Spain cites national security as it ups Telefonica stake
Spain has increased its stake in Telefonica to 5% as part of its ongoing endeavour to protect national security as the telco proves attractive to foreign investors.
April 16, 2024
Specifically, it is keen to keep the influence of Saudi Telecom Company (STC) in check, and in increasing its holding in Telefonica it has now become the operator's largest single shareholder with a holding of 5.034%, according to securities market regulator the CNMV.
The state is acting through national investment company Sociedad Estatal de Participaciones Industriales (SEPI), which announced on Monday that it has once again raised its stake in Telefonica. The move comes just three weeks after it issued a similar statement announcing it had reached the 3% mark and forms part of a scheme unveiled at the back end of last year, when Spain revealed it would acquire as much as 10% of the incumbent telecoms operator.
It has repeated its rationale a number of times: national security.
"SEPI's participation provides greater shareholder stability to the company to achieve its objectives and contributes to the protection of the strategic capabilities of a key company in the telecommunications sector and a determining factor in most of the industrial capabilities and areas of knowledge that affect the essential interests of defence and national security," SEPI said in a Spanish language statement.
Naturally, official comments from the state are all very vague. But there's no question that Spain's sudden interest in buying into its major telecoms operator is linked to the arrival of STC as a shareholder.
STC, which is majority owned by the Saudi Arabian state, announced in September that it would spend €2.1 billion to acquire 9.9% of Telefonica. It currently holds 4.9% of the telco's shares, plus another 5% in derivatives that it could convert into voting shares, although it would need the approval of the Spanish government to do that.
Given that STC's announcement initially threw the government into disarray and then triggered the state's decision to start buying up Telefonica shares of its own, one can assume that STC would not necessarily find it easy to get the go-ahead for such a move. It has not yet asked the question though.

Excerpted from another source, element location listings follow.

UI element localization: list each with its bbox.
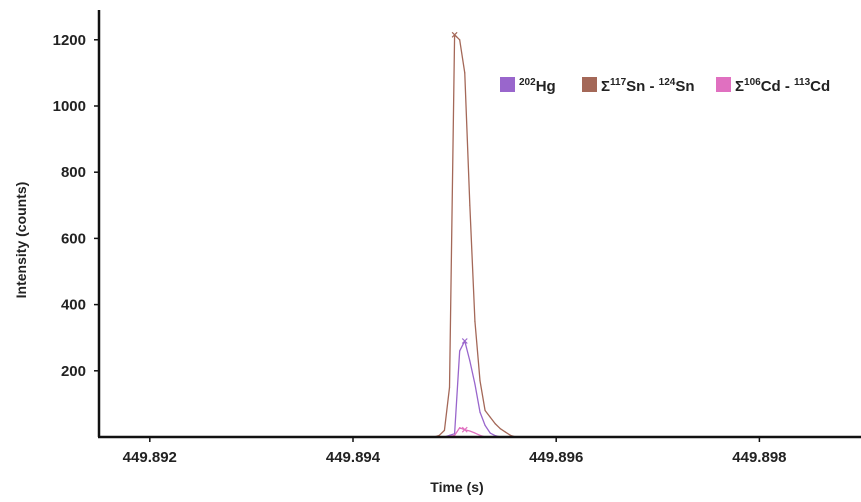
x-axis-title: Time (s): [430, 479, 483, 495]
data-point: [504, 431, 506, 433]
data-point: [438, 434, 440, 436]
legend-swatch: [582, 77, 597, 92]
y-tick-label: 600: [61, 230, 86, 247]
y-tick-label: 1200: [53, 32, 86, 49]
data-point: [464, 72, 466, 74]
data-point: [474, 320, 476, 322]
series-1: [433, 31, 527, 438]
legend-label: Σ117Sn - 124Sn: [601, 77, 695, 95]
legend-swatch: [716, 77, 731, 92]
y-tick-label: 400: [61, 297, 86, 314]
y-tick-label: 1000: [53, 98, 86, 115]
series-0: [443, 338, 527, 438]
ticks-layer: 449.892 449.894 449.896 449.898 200 400 600 800…: [53, 32, 787, 466]
data-point: [459, 427, 461, 429]
data-point: [479, 411, 481, 413]
data-point: [474, 383, 476, 385]
data-point: [454, 434, 456, 436]
peak-marker: [461, 338, 468, 344]
x-tick-label: 449.894: [326, 449, 381, 466]
data-point: [448, 386, 451, 388]
legend-label: Σ106Cd - 113Cd: [735, 77, 830, 95]
data-point: [459, 350, 461, 352]
data-point: [443, 429, 446, 431]
series-layer: [433, 31, 527, 438]
legend-swatch: [500, 77, 515, 92]
x-tick-label: 449.898: [732, 449, 786, 466]
y-axis-title: Intensity (counts): [13, 182, 29, 299]
data-point: [484, 424, 486, 427]
data-point: [499, 428, 501, 430]
x-tick-label: 449.892: [123, 449, 177, 466]
legend-entry: Σ117Sn - 124Sn: [582, 77, 695, 95]
series-line: [434, 34, 526, 438]
peak-marker: [451, 31, 458, 38]
legend-label: 202Hg: [519, 77, 556, 95]
legend-entry: Σ106Cd - 113Cd: [716, 77, 830, 95]
data-point: [459, 39, 461, 41]
data-point: [474, 432, 476, 434]
y-tick-label: 800: [61, 164, 86, 181]
legend-entry: 202Hg: [500, 77, 556, 95]
data-point: [469, 430, 471, 432]
data-point: [469, 204, 471, 206]
data-point: [479, 380, 481, 382]
data-point: [494, 423, 496, 425]
data-point: [509, 434, 512, 436]
data-point: [479, 434, 481, 436]
legend: 202Hg Σ117Sn - 124Sn Σ106Cd - 113Cd: [500, 77, 830, 95]
series-line: [444, 340, 526, 438]
data-point: [484, 409, 486, 412]
y-tick-label: 200: [61, 363, 86, 380]
axes-layer: [97, 10, 861, 439]
data-point: [469, 360, 471, 362]
data-point: [489, 432, 491, 434]
x-tick-label: 449.896: [529, 449, 583, 466]
peak-marker: [461, 426, 468, 433]
data-point: [489, 416, 491, 418]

That said, Spain is clearly making an effort to stay one step ahead; it still plans to pick up a 10% stake of its own, as SEPI reiterated this week. Its statement implied that it is buying up the shares slowly in order to minimise any impact on the telco's stock price.
SEPI is Telefonica's largest shareholder only by the finest of margins; it is not the only Spanish entity to have increased its stake in the telco recently.
Just last week Spain's CriteriaCaixa, the holding company for CaixaBank, increased its stake in Telefonica to 5.007%, up from 2.69%.
In an accompanying statement the firm highlighted the financial benefits of being a long-term Telefonica shareholder, noting that it focuses on investing in "companies with an attractive dividend policy, such as Telefónica, to finance 'la Caixa' Foundation social action." It added that it received €42 million in dividends from Telefonica last year.
But there is a hint of keeping Telefonica in Spanish hands too.
"For CriteriaCaixa, the first investment holding company in Spain, the stake in Telefonica is strategic and long-term," the company said. "In this sense, its main goal is to provide the highest shareholder stability to the telecommunications operator, an essential company both for the country and for the industry at an international level."
The Spanish are clearly keen to retain control of their telecoms incumbent, no matter how attractive it is starting to look to overseas investors.